Claim 5: Student supports will remain the same.
Fewer teachers and the same (or more) students will mean less time for student supports.
Teachers in HRCE will now teach 7 courses per year instead of 6. It is patently obvious that this will result in less time available to provide other supports. In this adjustment some course options will disappear. And some teachers have been assigned subjects that are outside their areas of expertise which will increase their prep needs. Further reducing their availability to their students.

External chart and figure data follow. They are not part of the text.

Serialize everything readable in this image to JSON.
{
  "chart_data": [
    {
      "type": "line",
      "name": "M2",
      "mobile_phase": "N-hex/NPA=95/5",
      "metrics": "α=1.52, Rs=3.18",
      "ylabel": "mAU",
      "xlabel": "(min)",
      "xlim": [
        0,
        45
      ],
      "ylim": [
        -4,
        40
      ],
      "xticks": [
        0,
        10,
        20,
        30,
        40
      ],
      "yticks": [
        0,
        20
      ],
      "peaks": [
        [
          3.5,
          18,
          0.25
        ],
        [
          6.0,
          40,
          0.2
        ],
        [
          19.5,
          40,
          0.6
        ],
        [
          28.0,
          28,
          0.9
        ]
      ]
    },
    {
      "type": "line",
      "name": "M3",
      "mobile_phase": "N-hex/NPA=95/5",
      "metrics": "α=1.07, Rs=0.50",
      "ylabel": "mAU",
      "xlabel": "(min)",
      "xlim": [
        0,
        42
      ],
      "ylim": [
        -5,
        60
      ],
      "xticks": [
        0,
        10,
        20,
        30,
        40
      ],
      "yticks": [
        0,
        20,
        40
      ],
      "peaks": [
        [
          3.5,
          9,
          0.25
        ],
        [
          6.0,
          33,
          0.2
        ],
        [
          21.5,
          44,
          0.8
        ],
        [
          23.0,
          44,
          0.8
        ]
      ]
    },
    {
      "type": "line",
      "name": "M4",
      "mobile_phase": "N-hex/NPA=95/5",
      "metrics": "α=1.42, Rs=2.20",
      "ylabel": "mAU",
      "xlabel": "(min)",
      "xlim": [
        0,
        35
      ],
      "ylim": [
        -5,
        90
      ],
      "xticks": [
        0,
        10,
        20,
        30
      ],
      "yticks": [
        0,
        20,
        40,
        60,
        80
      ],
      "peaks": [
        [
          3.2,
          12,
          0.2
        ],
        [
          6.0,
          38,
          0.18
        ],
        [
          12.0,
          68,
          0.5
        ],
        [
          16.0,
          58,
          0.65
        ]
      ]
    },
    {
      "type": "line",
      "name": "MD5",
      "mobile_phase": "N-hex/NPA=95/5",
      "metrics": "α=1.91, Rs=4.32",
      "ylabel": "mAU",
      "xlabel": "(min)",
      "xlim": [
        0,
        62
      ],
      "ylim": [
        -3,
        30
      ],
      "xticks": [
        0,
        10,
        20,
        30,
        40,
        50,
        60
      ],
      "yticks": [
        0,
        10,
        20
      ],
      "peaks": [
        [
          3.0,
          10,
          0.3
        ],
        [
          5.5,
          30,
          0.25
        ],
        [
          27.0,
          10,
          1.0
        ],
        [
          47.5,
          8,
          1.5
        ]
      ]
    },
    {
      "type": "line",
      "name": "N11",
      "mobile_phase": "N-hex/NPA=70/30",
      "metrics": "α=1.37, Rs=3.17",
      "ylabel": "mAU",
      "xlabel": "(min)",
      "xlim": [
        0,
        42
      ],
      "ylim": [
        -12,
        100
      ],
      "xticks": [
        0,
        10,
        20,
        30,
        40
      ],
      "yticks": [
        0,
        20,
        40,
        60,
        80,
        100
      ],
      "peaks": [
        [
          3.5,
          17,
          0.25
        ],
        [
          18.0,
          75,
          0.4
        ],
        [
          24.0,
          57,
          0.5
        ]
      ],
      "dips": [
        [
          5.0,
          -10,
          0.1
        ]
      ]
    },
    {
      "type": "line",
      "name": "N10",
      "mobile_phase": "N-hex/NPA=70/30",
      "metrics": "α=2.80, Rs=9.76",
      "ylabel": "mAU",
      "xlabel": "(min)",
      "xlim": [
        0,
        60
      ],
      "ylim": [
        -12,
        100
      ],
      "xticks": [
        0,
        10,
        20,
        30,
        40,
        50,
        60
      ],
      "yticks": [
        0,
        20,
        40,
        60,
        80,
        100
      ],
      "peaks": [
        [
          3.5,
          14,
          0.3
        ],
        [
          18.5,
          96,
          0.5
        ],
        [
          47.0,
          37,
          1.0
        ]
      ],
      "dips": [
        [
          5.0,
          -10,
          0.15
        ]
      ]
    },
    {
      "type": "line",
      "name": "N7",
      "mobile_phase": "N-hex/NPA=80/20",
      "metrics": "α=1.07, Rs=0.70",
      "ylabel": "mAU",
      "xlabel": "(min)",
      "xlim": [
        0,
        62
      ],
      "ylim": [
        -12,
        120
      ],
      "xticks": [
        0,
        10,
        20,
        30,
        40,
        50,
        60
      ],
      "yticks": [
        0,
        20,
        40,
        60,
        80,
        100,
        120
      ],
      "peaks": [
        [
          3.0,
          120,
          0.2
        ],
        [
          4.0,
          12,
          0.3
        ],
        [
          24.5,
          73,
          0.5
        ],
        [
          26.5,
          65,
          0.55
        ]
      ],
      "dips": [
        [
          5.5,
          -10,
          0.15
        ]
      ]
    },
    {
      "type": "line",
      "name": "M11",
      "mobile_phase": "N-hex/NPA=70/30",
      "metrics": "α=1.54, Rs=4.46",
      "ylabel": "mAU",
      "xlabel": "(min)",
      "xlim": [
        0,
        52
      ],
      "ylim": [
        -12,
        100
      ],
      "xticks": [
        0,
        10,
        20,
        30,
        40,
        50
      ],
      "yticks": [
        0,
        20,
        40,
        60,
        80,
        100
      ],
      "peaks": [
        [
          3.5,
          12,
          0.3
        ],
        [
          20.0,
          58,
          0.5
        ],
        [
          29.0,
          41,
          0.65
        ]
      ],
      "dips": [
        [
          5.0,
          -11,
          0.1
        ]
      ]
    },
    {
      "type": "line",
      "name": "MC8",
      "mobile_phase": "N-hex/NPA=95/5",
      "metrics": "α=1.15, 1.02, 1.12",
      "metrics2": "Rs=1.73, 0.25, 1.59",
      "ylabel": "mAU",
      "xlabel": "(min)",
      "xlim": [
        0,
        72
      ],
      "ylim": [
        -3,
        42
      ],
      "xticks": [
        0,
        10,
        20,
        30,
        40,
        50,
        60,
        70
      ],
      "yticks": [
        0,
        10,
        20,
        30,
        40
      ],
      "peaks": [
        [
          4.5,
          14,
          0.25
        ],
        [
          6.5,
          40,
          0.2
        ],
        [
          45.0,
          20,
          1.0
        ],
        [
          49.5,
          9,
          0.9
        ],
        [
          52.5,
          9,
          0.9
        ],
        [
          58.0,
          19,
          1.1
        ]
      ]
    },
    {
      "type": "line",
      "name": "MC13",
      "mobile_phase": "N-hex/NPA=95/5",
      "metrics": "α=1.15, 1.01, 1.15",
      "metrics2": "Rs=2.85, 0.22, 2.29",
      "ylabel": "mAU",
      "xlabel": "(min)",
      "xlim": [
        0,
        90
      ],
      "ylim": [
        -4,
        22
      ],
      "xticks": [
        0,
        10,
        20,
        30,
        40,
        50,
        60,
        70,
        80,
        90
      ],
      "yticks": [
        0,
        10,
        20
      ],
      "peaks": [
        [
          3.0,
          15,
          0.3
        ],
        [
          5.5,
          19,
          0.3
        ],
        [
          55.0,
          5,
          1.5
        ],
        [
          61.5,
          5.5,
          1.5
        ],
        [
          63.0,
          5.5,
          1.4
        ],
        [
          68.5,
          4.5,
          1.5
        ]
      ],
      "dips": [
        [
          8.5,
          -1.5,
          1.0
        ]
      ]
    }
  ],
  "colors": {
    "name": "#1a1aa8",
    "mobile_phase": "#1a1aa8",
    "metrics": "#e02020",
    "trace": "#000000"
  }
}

“Students have made incredible sacrifices in the last year,” says Rudderham. “To make a
dramatic change like this, that will reduce their course selections and the amount of time
available for teacher driven supports, could not be worse timing for our young people.”
HRM contributes a higher percentage of mandatory funding to education than other regions (collected as a percentage in property taxes). The HRM contributes $2,839 per student vs. $1,838 per student paid by other municipalities.4 In 2020 the HRM contributed nearly 25% of the entire HRCE operating budget.4 HRM’s contribution grew by 54% in a 10-year period4 when enrollment grew by only 4%. HRM also pays supplementary funding – the approved 2020/21 budget for Supplementary Education was $14,546,100.4 Where is this funding going? No other municipality pays as much toward education as HRM and its contribution to education has grown faster than the student population. Yet HRM schools are being targeted for these cuts.